Par Nath Weber, psychologue, psychothérapeute en pratique indépendante avec des adultes LGBTIQ+, et formateurice-superviseureuse sur les questions de justice sociale
Nous savons depuis des décennies que les personnes LGBTIQ+ [1] (lesbiennes, gays, bisexuelles, trans, intersexes, queers, en questionnement) souffrent davantage dans leur santé mentale (anxiété, dépression, addictions, pensées suicidaires) que la population générale (Eisner et Hässler, 2024). Ceci n’est pas dû à une défaillance interne intrinsèque, mais à la structure sociétale, pensée par et pour les personnes cisgenres [2] et hétérosexuelles. Pour les personnes concernées, ce cishétérocentrisme transmet le message qu’elles sont anormales et n’ont pas leur place dans cette même société (Dayer, 2017). Il leur est ainsi difficile d’y évoluer sereinement, y compris dans le domaine des soins, dans lequel les préjugés et les discriminations ont aussi court.
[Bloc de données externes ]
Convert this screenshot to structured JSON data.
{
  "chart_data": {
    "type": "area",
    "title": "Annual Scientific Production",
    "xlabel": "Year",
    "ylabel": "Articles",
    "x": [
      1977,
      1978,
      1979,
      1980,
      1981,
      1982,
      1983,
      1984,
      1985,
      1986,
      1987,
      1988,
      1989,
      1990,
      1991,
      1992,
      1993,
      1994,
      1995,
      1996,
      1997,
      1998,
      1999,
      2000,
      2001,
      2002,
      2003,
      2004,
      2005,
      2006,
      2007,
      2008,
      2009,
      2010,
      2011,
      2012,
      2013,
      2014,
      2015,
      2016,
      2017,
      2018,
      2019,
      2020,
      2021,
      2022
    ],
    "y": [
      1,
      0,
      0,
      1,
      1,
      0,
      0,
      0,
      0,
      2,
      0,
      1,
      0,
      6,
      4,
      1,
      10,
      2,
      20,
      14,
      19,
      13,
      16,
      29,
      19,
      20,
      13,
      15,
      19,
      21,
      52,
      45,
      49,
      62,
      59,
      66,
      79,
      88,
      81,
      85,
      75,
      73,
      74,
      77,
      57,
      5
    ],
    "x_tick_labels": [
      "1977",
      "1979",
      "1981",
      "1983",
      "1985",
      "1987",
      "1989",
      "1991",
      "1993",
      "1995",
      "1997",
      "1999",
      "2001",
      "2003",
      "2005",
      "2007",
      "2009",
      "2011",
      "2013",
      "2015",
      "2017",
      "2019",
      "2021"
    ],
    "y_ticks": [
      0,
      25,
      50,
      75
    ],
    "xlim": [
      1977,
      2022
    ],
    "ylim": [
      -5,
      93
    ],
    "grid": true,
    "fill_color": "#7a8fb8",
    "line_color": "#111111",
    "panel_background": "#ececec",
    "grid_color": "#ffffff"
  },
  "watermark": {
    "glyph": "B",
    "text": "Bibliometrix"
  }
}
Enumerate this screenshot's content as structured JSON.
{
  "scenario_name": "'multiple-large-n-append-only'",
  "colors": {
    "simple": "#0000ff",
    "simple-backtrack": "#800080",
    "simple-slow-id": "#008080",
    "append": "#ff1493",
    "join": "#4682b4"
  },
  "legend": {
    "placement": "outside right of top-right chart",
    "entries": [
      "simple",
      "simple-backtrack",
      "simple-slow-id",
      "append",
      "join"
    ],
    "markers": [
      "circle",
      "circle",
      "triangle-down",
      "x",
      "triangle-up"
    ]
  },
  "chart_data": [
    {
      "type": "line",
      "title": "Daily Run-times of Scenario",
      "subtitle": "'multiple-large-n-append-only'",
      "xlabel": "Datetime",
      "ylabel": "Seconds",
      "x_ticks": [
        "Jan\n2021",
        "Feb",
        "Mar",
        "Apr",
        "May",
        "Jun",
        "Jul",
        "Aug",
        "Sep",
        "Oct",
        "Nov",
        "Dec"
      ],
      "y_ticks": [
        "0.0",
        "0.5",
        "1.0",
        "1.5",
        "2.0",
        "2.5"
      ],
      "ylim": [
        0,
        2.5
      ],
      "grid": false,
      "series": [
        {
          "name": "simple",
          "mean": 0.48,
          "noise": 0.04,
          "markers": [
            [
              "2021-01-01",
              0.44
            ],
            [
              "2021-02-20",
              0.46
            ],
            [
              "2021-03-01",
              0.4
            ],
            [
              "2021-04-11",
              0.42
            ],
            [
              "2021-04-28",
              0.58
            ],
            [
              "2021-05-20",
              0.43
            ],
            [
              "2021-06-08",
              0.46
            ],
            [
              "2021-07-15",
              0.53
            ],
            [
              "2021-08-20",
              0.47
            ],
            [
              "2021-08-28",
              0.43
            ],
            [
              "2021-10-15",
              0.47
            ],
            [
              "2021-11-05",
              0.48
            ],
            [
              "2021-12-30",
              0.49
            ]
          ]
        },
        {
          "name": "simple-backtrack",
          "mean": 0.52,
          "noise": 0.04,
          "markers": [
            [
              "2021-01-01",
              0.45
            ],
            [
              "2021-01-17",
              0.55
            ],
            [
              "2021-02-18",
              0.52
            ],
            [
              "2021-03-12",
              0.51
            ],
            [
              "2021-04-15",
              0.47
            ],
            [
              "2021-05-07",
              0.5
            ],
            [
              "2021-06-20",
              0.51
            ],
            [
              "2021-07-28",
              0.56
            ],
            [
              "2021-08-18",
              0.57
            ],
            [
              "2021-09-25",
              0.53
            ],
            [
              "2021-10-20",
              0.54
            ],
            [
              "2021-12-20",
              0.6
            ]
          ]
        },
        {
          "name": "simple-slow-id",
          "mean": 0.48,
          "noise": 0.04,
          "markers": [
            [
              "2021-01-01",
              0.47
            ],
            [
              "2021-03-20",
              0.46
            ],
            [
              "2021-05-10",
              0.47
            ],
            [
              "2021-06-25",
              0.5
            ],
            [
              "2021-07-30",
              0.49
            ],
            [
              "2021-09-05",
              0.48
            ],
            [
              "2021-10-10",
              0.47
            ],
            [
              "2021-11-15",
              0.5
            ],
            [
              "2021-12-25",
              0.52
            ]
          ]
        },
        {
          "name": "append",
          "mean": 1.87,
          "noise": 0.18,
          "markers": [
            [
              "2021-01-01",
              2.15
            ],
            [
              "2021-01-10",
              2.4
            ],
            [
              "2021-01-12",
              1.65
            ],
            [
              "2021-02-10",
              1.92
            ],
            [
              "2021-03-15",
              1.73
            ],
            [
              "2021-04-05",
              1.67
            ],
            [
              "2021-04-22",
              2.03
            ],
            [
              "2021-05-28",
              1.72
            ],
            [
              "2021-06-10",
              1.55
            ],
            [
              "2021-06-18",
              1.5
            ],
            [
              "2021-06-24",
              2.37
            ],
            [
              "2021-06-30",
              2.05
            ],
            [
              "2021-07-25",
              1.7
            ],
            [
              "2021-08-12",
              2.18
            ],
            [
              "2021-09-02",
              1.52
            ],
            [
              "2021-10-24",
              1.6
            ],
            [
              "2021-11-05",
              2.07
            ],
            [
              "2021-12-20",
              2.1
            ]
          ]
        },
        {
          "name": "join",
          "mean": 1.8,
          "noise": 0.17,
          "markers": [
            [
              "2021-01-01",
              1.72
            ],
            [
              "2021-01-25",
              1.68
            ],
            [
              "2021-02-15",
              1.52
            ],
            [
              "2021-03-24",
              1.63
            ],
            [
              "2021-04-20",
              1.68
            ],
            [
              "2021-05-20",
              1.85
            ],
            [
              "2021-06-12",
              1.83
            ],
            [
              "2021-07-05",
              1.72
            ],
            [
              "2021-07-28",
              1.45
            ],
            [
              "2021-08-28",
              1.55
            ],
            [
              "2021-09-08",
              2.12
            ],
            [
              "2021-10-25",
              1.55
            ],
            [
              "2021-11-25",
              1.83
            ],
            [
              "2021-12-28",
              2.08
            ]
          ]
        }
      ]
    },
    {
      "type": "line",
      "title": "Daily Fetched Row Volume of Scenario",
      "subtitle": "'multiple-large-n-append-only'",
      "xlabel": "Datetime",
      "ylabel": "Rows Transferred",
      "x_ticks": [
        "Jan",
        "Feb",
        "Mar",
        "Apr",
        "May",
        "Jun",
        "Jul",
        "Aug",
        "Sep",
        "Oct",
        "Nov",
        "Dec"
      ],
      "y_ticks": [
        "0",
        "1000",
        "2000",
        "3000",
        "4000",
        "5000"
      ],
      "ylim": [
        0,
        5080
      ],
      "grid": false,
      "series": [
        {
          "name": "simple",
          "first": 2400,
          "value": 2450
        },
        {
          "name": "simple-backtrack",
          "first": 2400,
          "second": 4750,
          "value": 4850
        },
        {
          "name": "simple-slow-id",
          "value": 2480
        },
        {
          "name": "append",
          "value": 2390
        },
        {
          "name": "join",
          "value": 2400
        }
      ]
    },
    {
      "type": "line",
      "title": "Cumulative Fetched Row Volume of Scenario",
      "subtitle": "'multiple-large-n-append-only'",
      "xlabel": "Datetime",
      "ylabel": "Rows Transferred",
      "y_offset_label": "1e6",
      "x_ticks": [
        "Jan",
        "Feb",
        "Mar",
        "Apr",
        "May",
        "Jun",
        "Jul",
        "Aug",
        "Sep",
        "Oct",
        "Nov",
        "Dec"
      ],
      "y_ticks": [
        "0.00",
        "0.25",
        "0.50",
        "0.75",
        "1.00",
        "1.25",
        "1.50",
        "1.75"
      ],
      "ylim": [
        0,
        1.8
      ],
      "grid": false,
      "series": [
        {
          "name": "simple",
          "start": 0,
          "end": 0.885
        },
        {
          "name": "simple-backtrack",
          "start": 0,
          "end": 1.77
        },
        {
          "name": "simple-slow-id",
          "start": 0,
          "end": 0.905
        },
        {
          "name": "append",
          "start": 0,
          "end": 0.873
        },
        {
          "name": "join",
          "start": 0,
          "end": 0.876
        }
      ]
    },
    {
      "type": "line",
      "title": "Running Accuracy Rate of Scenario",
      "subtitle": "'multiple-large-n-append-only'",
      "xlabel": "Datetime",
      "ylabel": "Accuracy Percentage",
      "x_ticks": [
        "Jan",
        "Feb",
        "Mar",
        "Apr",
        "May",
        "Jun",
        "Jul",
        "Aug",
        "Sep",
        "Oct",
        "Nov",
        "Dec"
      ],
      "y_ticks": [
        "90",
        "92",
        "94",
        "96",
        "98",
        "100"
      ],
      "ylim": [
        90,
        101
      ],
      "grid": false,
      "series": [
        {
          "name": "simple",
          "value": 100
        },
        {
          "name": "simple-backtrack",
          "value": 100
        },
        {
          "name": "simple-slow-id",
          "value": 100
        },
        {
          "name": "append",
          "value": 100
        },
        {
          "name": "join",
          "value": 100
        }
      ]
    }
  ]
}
Les soignant·e·x·s [3] ont un rôle important à jouer. Ielxs portent la responsabilité d’ajuster leurs théories et leurs pratiques pour être au plus proche des réalités des personnes LGBTIQ+ et répondre à leurs besoins de santé. Cet article se propose d’ouvrir un éventail d’options en guise de base de réflexion.
Un des freins les plus importants dans l’accès des personnes LGBTIQ+ au domaine des soins est la peur de ne pas être traité·e·x correctement, voire d’être pathologisé·e·x. Ces craintes les amènent bien souvent à éviter d’aller consulter, péjorant encore davantage leur état de santé. Cette peur d’être pathologisé·e·x trouve ses racines à la fois dans l’Histoire récente — rappelons que l’homosexualité n’a été retirée de la Classification Internationale des Maladies qu’en 1990, et que le débat est encore en cours en ce qui concerne la transidentité —, ainsi que dans les pratiques actuelles des soignant·e·x·s dont beaucoup n’ont pas été correctement formé·e·x·s à leur accueil. Par exemple, il est encore rare de se voir demander le pronom et les accords par lesquels on souhaite être désigné·e·x, ce qui permettrait pourtant à chacun·e·x, et en particulier aux personnes trans et/ou non-binaires de se sentir mieux accueillies, sans devoir prendre la responsabilité et le risque de corriger lae soignant·e·x (Lexie, 2021).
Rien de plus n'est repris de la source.